M. Night Shyamalan Sucks

Warning.... I'm about to go on a rant here. Excessive spoilers below, 'cause I think his movies are such a POS that I have to ruin the "surprises" for everyone else just so they don't have to suffer as well. If you want to remain in the clueless category, just scroll down real quick until you get to the SECOND set of SUCKS pics at the end of this post.


!!!!!SPOILER WARNING!!!!!



M. Night Shyamalan, how do I despise your movies? Let me count the ways... Let's see, there's '6th Sense', 'Unbreakable', 'Signs', and now a ruinous turd of gigantomous proportions, 'The Village'.

I remember the buzz when '6th Sense' was released. Everyone was talking about the 'awesome' twist at the end. No one would say what it was, saying "No, go see it! You'll flip out!" Had just one person spilled the beans, I could've saved 2 hours of my life and $7.50 to boot. I remember watching the movie, and as soon as it got to the dinner scene with Bruce Willis and his wife, and she kept talking but not making eye contact, I thought, "Well, OK, he's dead." So, towards the end when the "big surprise" was revealed, I was pissed off. Shit, I knew he was dead for 90 minutes. I tell people this, and they give me this look of disbelief. "Oh, sure, Cap! This movie is making major coin on word of mouth on the "big surprise" ending, and YOU figure it out in the first 15 minutes? Yeah, right!"

Yeah, right! Did none of you watch 'Ghost' in the 90's? Same deal.
The only thing I took out of that POS flick was the beginnings of desire to see Haley Joel Osment's big blue eyes pecked out by poxed ravens. Right after he's gang-raped by horrible poisonous toads. But I digress...

The next on the "M. Night Owes Me For 8 Hours Of My Life" list is 'Unbreakable'. Now, I don't actively hate this one, but it's not all that good. The pacing is glacial, the characters are weak, and the ending is laughable. Mr. Glass, my pasty white ass.

Now, we enter the realm of the "Just Plain Dumb" with 'Signs'. Nice premise, and the trailers were great. However, we ended up getting some kind of puerile morality tale with some Shake & Bake theology mixed in. And while the aliens were suitably creepy, the story didn't hold water. C'mon, intersteller travelers stymied by a closet door? Aliens strong enough to leap up on a roof can't manage to pry off a nailed board? Oh, and the water thing... let's see, they're deathly allergic to water, so they're running around in areas of the Earth where the humidity is high enough to make the air 75% water.
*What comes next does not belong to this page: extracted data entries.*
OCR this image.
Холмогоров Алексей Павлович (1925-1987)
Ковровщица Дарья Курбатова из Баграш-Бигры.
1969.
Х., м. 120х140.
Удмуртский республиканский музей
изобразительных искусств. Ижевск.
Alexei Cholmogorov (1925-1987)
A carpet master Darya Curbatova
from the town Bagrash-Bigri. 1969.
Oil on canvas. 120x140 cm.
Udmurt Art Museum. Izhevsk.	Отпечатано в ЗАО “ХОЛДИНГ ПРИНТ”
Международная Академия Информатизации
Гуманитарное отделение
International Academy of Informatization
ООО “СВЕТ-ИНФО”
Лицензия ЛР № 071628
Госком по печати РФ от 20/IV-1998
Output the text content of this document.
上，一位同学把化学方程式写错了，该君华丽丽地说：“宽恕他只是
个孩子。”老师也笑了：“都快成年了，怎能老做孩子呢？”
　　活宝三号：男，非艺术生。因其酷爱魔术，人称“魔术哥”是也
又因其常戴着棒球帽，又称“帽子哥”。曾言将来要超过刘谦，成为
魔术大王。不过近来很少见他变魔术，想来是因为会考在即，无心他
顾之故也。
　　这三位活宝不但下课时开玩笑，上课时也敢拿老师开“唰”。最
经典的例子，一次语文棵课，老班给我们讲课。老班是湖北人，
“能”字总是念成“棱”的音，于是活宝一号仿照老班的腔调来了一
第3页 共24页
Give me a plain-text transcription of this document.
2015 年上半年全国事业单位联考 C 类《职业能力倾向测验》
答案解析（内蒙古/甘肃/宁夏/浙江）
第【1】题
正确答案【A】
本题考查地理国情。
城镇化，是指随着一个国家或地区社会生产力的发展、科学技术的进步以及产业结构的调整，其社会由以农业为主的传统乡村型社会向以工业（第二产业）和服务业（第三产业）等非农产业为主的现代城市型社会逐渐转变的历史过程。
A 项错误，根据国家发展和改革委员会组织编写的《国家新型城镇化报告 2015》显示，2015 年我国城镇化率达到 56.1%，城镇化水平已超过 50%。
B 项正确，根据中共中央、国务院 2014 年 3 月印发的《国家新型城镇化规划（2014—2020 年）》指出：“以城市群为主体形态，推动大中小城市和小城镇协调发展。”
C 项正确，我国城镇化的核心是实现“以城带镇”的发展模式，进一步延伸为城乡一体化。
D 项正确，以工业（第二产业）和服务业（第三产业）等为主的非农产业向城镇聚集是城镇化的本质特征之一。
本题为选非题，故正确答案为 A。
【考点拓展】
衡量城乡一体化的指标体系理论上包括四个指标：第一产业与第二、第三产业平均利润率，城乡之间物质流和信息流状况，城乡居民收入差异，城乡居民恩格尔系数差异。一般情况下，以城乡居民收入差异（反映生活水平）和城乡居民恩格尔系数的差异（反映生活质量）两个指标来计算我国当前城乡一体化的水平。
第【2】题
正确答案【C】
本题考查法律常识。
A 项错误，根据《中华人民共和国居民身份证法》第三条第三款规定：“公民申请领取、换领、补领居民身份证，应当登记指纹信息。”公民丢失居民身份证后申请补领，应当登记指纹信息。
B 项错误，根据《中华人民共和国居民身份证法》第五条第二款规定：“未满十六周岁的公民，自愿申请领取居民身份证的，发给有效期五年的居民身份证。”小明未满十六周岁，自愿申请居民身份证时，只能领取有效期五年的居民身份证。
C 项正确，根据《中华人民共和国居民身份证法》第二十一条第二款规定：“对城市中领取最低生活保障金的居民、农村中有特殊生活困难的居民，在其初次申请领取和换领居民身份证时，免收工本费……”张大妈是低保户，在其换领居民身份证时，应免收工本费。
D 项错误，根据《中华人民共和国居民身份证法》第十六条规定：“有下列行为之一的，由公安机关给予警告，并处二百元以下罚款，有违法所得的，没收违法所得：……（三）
Oh, yeah, there's a winner. Heh. I put in my blogger profile an answer to the question "You've got to make contact with the alien leader. How will you tell when the conversation is finished?" When the tentacled googly-eyed sonofabitch is being scraped off the sidewalk after I put a load of buckshot into him. That's what 'Signs' lacked. Spiny poison-spewing aliens meet farmers with Browning Auto-5's.

The Winnah and new Champeen in the "GodAwful Movies M. Night Made" category goes to 'The Village'. I watched it tonight, and that's what's got my dander up. Ok, here's the story.

A bunch of 1890's Shaker-types are trapped in a village in a sizable clearing in the deep woods. They can't leave because big boo-scarey hoobajoobs control everything past the woodline. Once we're at this premise, my first thought is "OK, they have a blacksmith, make some billhooks, halberds and some ring mail, light some torches, fire up the underbrush and kill anything boo-scarey that comes out of the smoke." That's just me, though. Nemo me impune lacessit, and all that.

But noooooo.... Gotta live in peace and harmony according to The Pact. They stay out, we stay in, and everyone's happy.
Naturally, real life soon intrudes into Utopia in the form of a psychotic "special needs" person. Try as hard as you will, entropy catches up to you! Knife-Fu ensues, and suddenly someone needs to go brave the outer world for some doctorin' supplies. So, the Village Elders, being the compassionate Utopian souls they are, send a blind girl to feel her way the many perilous miles to town.

Long story short, boo-scarey hoobajoobs are actually the compassionate Utopian Village Elders wearing boo-scarey hoobajoob barbaloot suits, trying to scare villagers into remaining in virtual slavery for all time. Utopian Village Elders are 70's commune-dwelling nutjobs with a shitload of cash who buy a nature preserve and pay to have it walled in to maintain their little social experiment. Blind girl gets doctorin' supplies without seeing EEeeeevil KKKapitalist world outside, and returns to purity of Communist life.

God, this movie pissed me off on so many levels. Even if Shyamalamadingdong was trying to send a message about the comparative evils of organized society or religion, Dude, just come right out and say it. Don't make me sit through a bad movie to preach at me. I let you do it during 'Signs'. No more!

Oh, and the boo-scarey hoobajoobs look like the Skeksis from Jim Henson's 'The Dark Crystal' who have overdosed on Red Dye #5.